V. 20. Gott aber, unserm Vater, sei Ehre! Dies kann am Schlusse des Briefes eine allgemeine Danksagung sein, vielleicht aber auch im Anschluss an das Vorige ein besonderer Dank im Hinblick auf die Freigebigkeit der Philipper. Denn die Unterstützung konnte Paulus ihnen doch nur insofern zurechnen, dass er sie zugleich auf Gottes Erbarmen zurückführte.

V. 21. Es grüßen euch die Brüder, die bei mir sind. In der Reihe der Grüßenden erscheinen zuerst des Paulus nähere Genossen, dann (V. 22) alle Heiligen, d. h. alle Glieder der römischen Gemeinde, sonderlich aber die von des Kaisers Nero Hause.
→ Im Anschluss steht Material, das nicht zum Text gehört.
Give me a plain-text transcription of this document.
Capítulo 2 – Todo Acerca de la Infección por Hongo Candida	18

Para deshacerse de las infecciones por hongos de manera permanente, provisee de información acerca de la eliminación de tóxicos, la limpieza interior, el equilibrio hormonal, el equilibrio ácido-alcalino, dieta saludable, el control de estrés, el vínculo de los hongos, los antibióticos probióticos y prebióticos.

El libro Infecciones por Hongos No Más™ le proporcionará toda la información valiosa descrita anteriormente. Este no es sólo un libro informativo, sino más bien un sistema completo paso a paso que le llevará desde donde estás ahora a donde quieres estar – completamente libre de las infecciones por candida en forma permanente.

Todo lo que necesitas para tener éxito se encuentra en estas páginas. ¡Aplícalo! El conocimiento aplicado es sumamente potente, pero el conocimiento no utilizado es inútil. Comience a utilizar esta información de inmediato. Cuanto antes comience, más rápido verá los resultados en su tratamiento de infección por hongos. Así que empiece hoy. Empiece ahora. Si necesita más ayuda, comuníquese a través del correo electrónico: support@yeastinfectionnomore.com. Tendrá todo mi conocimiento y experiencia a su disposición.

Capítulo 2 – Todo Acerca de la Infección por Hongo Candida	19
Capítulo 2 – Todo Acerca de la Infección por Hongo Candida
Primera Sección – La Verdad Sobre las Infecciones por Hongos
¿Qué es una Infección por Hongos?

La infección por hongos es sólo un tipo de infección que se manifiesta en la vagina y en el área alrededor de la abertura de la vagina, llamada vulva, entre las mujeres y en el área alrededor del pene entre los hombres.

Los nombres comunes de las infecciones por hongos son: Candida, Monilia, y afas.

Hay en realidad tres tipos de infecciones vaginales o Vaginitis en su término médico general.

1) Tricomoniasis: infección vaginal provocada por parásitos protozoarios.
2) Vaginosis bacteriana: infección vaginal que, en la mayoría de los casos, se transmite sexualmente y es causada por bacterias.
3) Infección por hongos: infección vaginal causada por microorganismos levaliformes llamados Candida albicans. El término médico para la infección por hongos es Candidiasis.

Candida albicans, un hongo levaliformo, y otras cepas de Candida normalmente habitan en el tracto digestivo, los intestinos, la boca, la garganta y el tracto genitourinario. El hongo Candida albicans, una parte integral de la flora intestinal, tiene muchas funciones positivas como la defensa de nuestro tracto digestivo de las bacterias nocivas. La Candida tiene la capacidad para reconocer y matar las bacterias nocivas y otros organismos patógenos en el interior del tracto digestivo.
Diese letztere Notiz erscheint besonders bemerkenswert. Welch seltener Erweis des göttlichen Erbarmens, dass das Evangelium bis in diesen Abgrund aller Verbrechen und Laster durchzudringen vermochte! Davor müssen wir umso mehr bewundernd stille stehen, als überhaupt im höfischen Wesen nur selten ein heiliger Wandel Raum findet.

1)
Ein römischer Staatsmann und Philosoph im ersten Jahrhundert vor Christi Geburt.